I was going to write a chin-up, hanging in there, positive post. About going back to weight watchers and seizing the moment and maybe influencing a future endocrinologist in the process. Maybe post some
really silly photos. Then I started reading my bloglines and I just lost that loving feeling.
I have a confession to make:
I don’t want to adopt.
Or rather, I don’t want to go through the adoption process.
If you dropped a baby in my lap and said, here, here is your baby. Love him. Love her. I would. Immediately. But the
process. So much work. So much waiting. And as
Karen has so eloquently described, so little to show for it. Perhaps I should make bumper stickers that say: I am nine months pregnant with a homestudy. Please lavish love and attention and societal approval on me. Or: “someone in another country has morning sickness for me RIGHT NOW.”
The other part that takes the joy out of the adoption business for me and that I should probably write more about, is that, to a certain extent, I don’t matter in this process. For some very good reasons, we’ve chosen international adoption and so one of us has to adopt as a “single” woman. Pili has the steady job with the dependable salary and the health insurance. Oh, and the absence of chronic illness. Honestly, when I think about it I’m amazed they even let me adopt a cat. Oh, I remember. Back then I had a real job.
So I don’t have to write a detailed biography and answer ten thousand questions about my childhood. And I don’t have to obtain certified copies of my birth certificate in triplicate, witnessed by a blind nun from Brazil.
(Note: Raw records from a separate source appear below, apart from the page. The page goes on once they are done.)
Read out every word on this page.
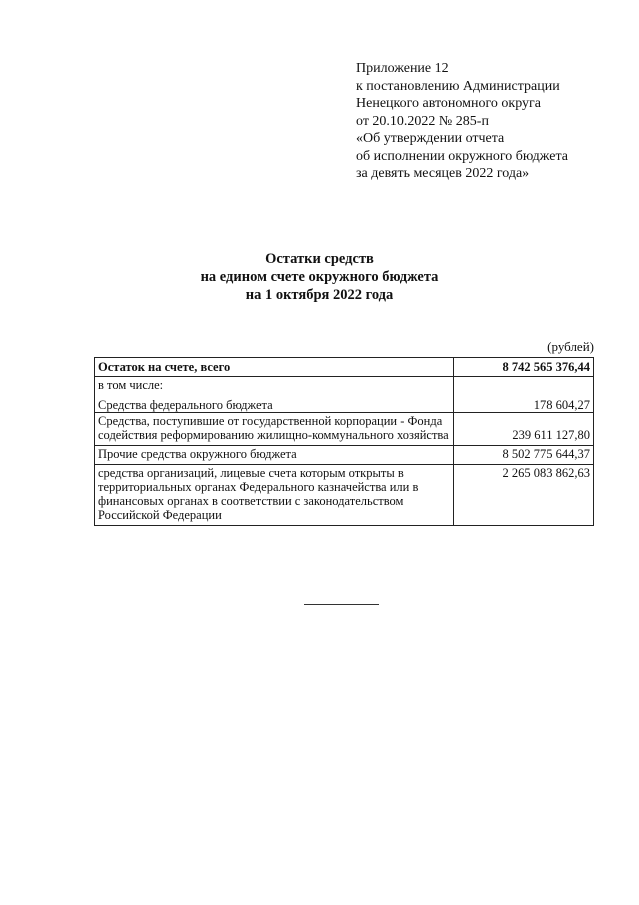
Приложение 12
к постановлению Администрации
Ненецкого автономного округа
от 20.10.2022 № 285-п
«Об утверждении отчета
об исполнении окружного бюджета
за девять месяцев 2022 года»
Остатки средств
на едином счете окружного бюджета
на 1 октября 2022 года
(рублей)
Остаток на счете, всего	8 742 565 376,44

в том числе:
Средства федерального бюджета	178 604,27
Средства, поступившие от государственной корпорации - Фонда содействия реформированию жилищно-коммунального хозяйства	239 611 127,80
Прочие средства окружного бюджета	8 502 775 644,37
средства организаций, лицевые счета которым открыты в территориальных органах Федерального казначейства или в финансовых органах в соответствии с законодательством Российской Федерации	2 265 083 862,63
And oddly enough, that makes me sad. Because we don't get to do this as a family, talking about both of our strengths and weaknesses and
making lemonade out of lemons celebrating the fact that because I have two part time jobs I will be able to quit one and be home with the kid. Instead the homestudy will have to talk about how great the day care is at Pili's work, even though we probably won't be using it. Being so irrelevant to the process also makes me into (even more of) a total evil controlling wench, second-guessing Pili’s every move.
It’s funny, because before we failed fertility 101 and 202 and 606, I didn’t care all that much about genetic connections. I am, after all, the person who falls passionately in love with all babies and spends far too much time at faculty parties talking to the children of Pili’s esteemed collegues, rather than the esteemed collegues themselves.
But now that we’ve gone down that road, and I’ve allowed myself to dream soft gauzy dreams of pregnant Pili and babies with my eyes and her mannerisms, I’m finding them damn hard to give up. As I type this I see my about to burst pregnant neighbor (yes,
Gourmet, they are mandatory) pulling down her garage door and I feel a fierce shove of anger and resentment. I don’t want to have to go through all of this. I want the dream, and I can’t put it down. I picture a younger me, crying bitterly over a broken toy but unwilling to let it go so that my mom could try to fix it. Before the transcript of our medical charts read failure and bitter disappointment, I was excited about adopting. Now? It’s like having a book you really wanted to read assigned by a teacher you dislike.
I compare the bitter and painful arguments that Pili and I had last night about what questions to ask the adoption agencies and who should do the asking with the cotton candy sweet joy we felt during the brief few weeks of the pregnancy.
And I find myself thinking: maybe one more cycle? Maybe these eggs weren’t so good because I was overstimulated and then had to coast and produced so many. Quantity over quality. Dr. Short-but just raises his eyebrows quizzically when I ask that question. As if, what’s done is done, honey. Crying over $6000 of spilt milk? But I bet if I mentioned that we were thinking about cycling again, he’d change his tune.
The thought even flickers through my mind like heat lightening. Pump. Continuous Glucose Monitoring. I could like, maybe try, maybe.
Then the depression kicks in and I think yeah, right. Remember,
nothing works art, this is you we're talking about. And I start wondering what’s wrong with me that things never seem to work out for me. And poor Pili that her good karma gets pulled down into the gutter with along with my crap. And part of me knows it's the heavy sunglasses of depression I'm seeing through while an equal part of me is convinced it's real.
While I’m venting, I also have a little bit of a bloggity pet peeve with someone whose site I’ve commented on lots of times. She's on my blogroll. And she has not, to the best of my knowledge, ever ventured over here. I don’t think she’s homophobic. She comments on other people’s blogs. She comments on other people’s comments on her blog. We’ve both been through a lot of the same shit recently. So why not me? Do I smell? (Lifting an arm and sniffing, discreetly)
I guess blogging and seventh grade really aren’t that different, huh?
* Before various people start sending me frantic emails: I don’t hate my friends in real life and in the computer who have been through hell and then some to get where they are. I don’t even resent them. Wistful, envious, yes. Resentful, no. I don’t want to avoid them, although sometimes it is hard to see what I want so badly and don’t have.